The British government is hoping to vaccinate up to a million people a day in a bid to keep the country on track for a gradual relaxation of coronavirus pandemic restrictions.
Officials, however, acknowledge they’re taking a calculated risk going ahead Monday with allowing separate households to socialize indoors and for some international travel to resume.
Former and current scientific advisers have voiced concern about keeping to a previously announced roadmap of unlocking, fearful that the coronavirus variant circulating in India, which appears to be also spreading quickly across Britain, may rapidly push up hospitalizations and deaths again.

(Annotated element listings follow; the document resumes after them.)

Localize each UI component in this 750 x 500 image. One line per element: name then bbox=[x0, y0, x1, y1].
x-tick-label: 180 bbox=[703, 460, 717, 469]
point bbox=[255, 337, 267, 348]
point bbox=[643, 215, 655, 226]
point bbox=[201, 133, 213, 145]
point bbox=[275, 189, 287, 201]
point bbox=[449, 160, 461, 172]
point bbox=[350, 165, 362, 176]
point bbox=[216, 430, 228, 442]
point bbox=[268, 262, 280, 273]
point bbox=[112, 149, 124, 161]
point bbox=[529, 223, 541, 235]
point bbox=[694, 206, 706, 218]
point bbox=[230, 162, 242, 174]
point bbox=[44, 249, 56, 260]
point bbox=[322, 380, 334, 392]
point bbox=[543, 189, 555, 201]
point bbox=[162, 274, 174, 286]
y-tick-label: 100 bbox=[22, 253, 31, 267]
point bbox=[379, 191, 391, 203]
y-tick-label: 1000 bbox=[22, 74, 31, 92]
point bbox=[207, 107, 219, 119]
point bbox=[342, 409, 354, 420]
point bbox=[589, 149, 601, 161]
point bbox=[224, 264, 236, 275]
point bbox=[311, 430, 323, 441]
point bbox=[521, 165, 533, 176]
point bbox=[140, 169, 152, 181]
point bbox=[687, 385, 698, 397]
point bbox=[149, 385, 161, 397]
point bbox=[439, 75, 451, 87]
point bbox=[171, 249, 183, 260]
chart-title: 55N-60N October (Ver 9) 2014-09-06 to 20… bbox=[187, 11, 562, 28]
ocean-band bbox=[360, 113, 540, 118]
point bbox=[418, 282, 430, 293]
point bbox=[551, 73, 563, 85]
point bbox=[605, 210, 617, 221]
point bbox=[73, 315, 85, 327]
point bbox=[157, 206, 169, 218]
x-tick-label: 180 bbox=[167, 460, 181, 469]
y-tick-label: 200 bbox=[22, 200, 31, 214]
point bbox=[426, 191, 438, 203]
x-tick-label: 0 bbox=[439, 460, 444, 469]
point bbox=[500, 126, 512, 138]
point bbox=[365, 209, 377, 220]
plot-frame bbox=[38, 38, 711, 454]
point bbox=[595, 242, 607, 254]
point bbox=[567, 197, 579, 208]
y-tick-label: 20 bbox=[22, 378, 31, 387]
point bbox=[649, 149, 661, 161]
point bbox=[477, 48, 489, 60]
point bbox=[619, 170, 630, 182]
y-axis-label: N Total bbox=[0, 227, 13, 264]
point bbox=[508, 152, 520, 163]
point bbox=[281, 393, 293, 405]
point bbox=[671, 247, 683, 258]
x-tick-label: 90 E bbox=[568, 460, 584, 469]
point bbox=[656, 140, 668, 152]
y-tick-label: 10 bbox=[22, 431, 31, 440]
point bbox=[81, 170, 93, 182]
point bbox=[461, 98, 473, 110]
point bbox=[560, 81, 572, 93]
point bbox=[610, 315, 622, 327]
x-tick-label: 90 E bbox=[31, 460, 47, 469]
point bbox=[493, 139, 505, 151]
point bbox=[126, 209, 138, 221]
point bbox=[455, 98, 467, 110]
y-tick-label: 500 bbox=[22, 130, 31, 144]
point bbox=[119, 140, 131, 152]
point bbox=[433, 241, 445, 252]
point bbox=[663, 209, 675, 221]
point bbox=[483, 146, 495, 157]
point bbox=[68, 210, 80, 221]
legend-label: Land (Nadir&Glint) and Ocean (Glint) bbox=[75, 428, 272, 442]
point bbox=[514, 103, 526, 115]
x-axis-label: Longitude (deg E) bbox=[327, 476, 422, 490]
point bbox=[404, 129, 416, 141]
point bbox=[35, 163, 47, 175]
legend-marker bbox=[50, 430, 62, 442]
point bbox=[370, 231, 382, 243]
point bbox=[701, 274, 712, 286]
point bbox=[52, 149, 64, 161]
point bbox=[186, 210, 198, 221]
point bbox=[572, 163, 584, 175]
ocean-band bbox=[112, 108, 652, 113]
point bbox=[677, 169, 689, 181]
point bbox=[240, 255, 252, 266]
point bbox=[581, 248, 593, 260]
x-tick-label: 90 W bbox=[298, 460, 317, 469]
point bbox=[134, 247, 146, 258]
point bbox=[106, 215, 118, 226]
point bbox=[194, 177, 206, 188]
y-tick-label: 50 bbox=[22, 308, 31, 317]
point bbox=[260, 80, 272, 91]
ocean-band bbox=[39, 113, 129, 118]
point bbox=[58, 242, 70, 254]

Mark Walport, a former chief scientific adviser and a member of the government’s key advisory panel for emergencies, known as SAGE, warned Sunday the country is at a perilous moment. “My personal judgment is that I will do things outside as far as possible,” he said. “My advice is that just because you can do something doesn’t necessarily mean you should.”
A surge in cases in the northwest of England and parts of London of the B.1.617.2 variant, which was first detected in India, has added an unpredicted complexity to the government’s determination to open up the country. Prime Minister Boris Johnson has come under pressure from his own backbench lawmakers and from businesses to keep to a previously announced timetable allowing Britain to start returning to greater normality.
They fear any delays to the staged reopening will hold the country back from recovering from its worst economic slump in three centuries.
Britain’s health secretary, Matt Hancock, acknowledged Sunday to Sky News that the variant has the potential to “spread like wildfire” among those who haven’t yet been vaccinated and could “spread even faster” than the so-called Kent variant, which drove Britain’s deadly second wave of infections over Christmas, forcing the country to lock down.
A study by the University of Oxford has suggested that the current crop of vaccines still works against the Indian variant. Even so, five people who received a single jab of a COVID-19 vaccine have been hospitalized with the variant, and one person who received both jabs also had to be admitted to the hospital last week. COVID-19 is the disease caused by the coronavirus.
Nonetheless, Hancock said Monday’s planned easing of some restrictions would still go ahead but added the final phase of easing scheduled to commence June 21 would have to be reviewed next month. “We need to be cautious, we need to be careful, we need to be vigilant,” he said.
Another prominent government adviser, John Edmunds, an epidemiologist at the London School of Hygiene & Tropical Medicine, said the government should not rule out delaying the lifting of restrictions. “I think we have to monitor this very carefully. I don’t think we should rule anything out. So if things look like they’re getting worse rapidly, then I do think that action needs to be taken,” he said.
Nearly 70% of the country’s adult population has received at least one jab of either the AstraZeneca or Pfizer vaccine. Officials expect to increase daily doses from 500,000 to 800,000 within the next 10 days by drawing on a stockpile of 3.2 million doses. They hope the daily run-rate will reach around a million doses by July, helped by the likely approval in the next few days of the one-shot Johnson & Johnson vaccine.
Most senior opposition politicians have been expressing support for the easing on Monday of restrictions but focused their criticism on why the government delayed placing India on a so-called red list of countries and blocking travelers from the sub-continent. India was reporting more than 100,000 cases a day by April 5 but was not added to Britain’s red list until April 23.
Steve Reed, Labor's local government spokesman, says 20,000 passengers entered the country from India in the nearly three weeks between April 5 and April 23. The government placed the country in a “riskier position that we should have been in,” he says.
While backing households mixing from Monday, some opposition politicians are against permitting more international travel. Yvette Cooper, chair of the Home Affairs select committee in the House of Commons, told the BBC the government should reverse its decision to allow Britons to travel abroad for vacations.
“The government needs to slow down its plans. I don’t understand why it’s lifting some of its international travel restrictions. I think they should be being much more cautious about that,” she said.
Britain has had one of the world's highest official coronavirus death tolls at 127,675. But because of a fast rollout of vaccines, it now has among the lowest infection rates. The even-day average of daily infections is running at around 2,000 new cases, say health authorities.